As a reminder, unless it has waived the requirement to hold an AGM, a Guernsey company must hold its first annual general meeting within 18 months of incorporation. Thereafter, it must hold an annual general meeting in every calendar year provided that no more than 15 months shall elapse between each AGM.

The board of directors of a company must act but what are the options for the board of directors and what steps could they take?

Review the Articles of Incorporation

The first step is to review the company’s articles of incorporation which may contain specific requirements relating to shareholder meetings, including their location or method of communicating at the AGMs. The specific rules relating to shareholder meetings will differ for each company depending upon the provisions of their articles of incorporation (Articles), so advice needs to be sought on a case-by-case basis.

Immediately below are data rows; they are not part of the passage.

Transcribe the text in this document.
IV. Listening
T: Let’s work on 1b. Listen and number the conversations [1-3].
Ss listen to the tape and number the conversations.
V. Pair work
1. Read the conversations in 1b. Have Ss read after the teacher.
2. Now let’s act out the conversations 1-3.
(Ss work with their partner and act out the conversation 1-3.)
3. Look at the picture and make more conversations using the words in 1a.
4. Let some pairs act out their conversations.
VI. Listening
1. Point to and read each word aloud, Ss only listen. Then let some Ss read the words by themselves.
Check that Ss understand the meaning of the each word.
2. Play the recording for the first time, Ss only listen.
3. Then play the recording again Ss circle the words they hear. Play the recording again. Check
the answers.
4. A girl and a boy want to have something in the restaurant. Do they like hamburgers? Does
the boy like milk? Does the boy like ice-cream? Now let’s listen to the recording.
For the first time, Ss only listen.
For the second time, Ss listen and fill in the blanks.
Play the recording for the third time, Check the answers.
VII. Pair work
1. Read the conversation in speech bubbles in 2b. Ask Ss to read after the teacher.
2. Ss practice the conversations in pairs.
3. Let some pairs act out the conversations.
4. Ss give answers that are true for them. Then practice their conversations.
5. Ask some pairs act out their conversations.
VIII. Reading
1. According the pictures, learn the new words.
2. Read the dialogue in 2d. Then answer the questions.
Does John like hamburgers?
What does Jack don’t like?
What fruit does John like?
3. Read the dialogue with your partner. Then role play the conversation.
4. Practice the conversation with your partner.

Postponing or delaying the AGM

Whilst this may seem like the most obvious option, as stated, above there are time limits within which AGMs must be held, and therefore a postponement may not be possible if to do so means the statutory time limits for holding the AGM would be exceeded.

Even if a company is in a position where it could delay the AGM for a period and remain within the statutory time limits, with the position regarding the pandemic still unclear and social distancing restrictions and travel restrictions likely to remain in place for a considerable time to come the board may simply be delaying the problem rather than solving it.

Another possible solution, provided the minimum quorum is met and subject to any power under the Articles, is to hold the meeting but resolve at that meeting to defer the consideration of the proposed resolutions to another time when all shareholders may attend.

Holding virtual or hybrid AGMs

The directors may consider holding either a virtual meeting (all attendees attend virtually) or a hybrid meeting (a physical meeting plus attendance virtually).

Guernsey law permits general meetings to be held at any place in Guernsey or elsewhere (subject to anything in the company’s articles). There will need to be a quorum for the meeting and any member who is in communication with one or more members and can hear or read what is said or communicated by the others will be deemed to be present at the meeting. Standard articles have included attendance by telephone, but the articles should be checked to ensure that the means of communication is not restricted to particular mediums.

This is, of course, subject to the company’s articles which may impose additional limitations.

Virtual and hybrid meetings shareholders should be encouraged to make use of technology. Where shareholders are not in a position to participate using technology, they should be encouraged to submit a conventional proxy form to allow the shareholders to be represented at the meeting and to vote and count in the quorum.

However, these options are still not ideal as they did not easily enable shareholders to actively participate in the meeting.

If a company must proceed with an AGM in the next few months, advice should be sought an early stage in order to determine the best route to take.